Giornalista per tanti anni a Superbasket e da cinque anni Responsabile Area Comunicazione LNP. Cambia tutto. Quanto è stato difficile il salto?
Più che difficile, stimolante. Complesso, certo. Con l’obiettivo di sfruttare le mie conoscenze da operatore dei media tradizionali, avendo iniziato con la radio poi la tv poi i quotidiani ed i periodici, per rendere un’Area Comunicazione adeguata alle esigenze dei Media odierni. In una fase di forte trasformazione. Sia per l’avvento del mondo digitale, sia perché la tipologìa di chi scrive, racconta, giudica, critica la pallacanestro è molto più variegata. E meno strutturata nel percorso di formazione, non volendo farne una critica, ma un’analisi. La prima è a volte una scorciatoia, la seconda costa tempo e studio. E lo si vede anche nei contenuti”.

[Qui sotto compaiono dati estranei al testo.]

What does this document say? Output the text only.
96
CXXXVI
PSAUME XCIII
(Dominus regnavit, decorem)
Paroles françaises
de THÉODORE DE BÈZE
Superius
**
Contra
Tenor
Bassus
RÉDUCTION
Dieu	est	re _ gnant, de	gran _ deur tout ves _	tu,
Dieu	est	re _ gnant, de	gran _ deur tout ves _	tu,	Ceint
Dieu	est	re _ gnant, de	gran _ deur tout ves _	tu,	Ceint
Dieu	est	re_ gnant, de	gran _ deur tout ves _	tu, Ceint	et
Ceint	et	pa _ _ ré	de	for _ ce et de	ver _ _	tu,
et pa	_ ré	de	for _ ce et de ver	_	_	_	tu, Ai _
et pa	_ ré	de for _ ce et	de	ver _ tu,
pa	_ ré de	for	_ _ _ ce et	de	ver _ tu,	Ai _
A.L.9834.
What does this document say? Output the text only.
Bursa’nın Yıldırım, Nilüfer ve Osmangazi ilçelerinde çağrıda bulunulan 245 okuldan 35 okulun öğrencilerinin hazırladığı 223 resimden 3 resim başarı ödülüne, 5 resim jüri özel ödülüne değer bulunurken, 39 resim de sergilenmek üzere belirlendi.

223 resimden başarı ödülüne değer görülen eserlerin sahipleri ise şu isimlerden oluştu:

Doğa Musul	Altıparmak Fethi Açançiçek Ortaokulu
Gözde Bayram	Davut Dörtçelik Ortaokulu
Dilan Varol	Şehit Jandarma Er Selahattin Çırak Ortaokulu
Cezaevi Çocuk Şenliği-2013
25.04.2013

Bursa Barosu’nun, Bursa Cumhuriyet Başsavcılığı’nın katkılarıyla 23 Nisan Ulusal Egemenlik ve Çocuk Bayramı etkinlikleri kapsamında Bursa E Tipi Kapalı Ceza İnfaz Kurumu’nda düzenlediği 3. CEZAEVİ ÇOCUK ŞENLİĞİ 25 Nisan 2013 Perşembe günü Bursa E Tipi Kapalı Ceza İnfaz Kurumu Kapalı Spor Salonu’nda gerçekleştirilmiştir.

Gli anni di Superbasket. Direttori diversi, colleghi diversi, una pallacanestro diversa da raccontare. Cosa ti porti dentro?
Una vita. Come può essere aver raccontato dalla Serie A1 femminile, fondamentale palestra di giornalismo, fino alle Olimpiadi. In mezzo, ho visto la declinazione di tutta la pallacanestro, sui campi, viaggiando. Il viaggio ti dà la possibilità di incontro, l’incontro è la base della conversazione faccia a faccia, la conversazione è la conoscenza. E questo ha ampliato enormemente il mio bagaglio. Oggi siamo alle interviste virtuali, agli inviati su campi dove non sono mai stati. Capisco le complessità e la crisi economica, ma posso dire che non mi piace. Perché a chi legge va data qualità e certezza dell’informazione. Ai miei direttori va il grazie per avermi dato spazi, fiducia e responsabilità. Vedendo cosa circola oggi, ringrazio Enrico Campana, il mio primo a Superbasket, per aver fisicamente cestinato tre volte un mio pezzo indecente su Toni Kukoc. Che alla fine fu pubblicato “…solo perché dobbiamo chiudere ed abbiamo la pagina vuota”. Iniziai ad imparare il mestiere da lì. Ecco, oggi non viene cestinato più nulla. Ai miei colleghi di una redazione, vera, va il mio grazie per aver sopportato il mio pessimo carattere”.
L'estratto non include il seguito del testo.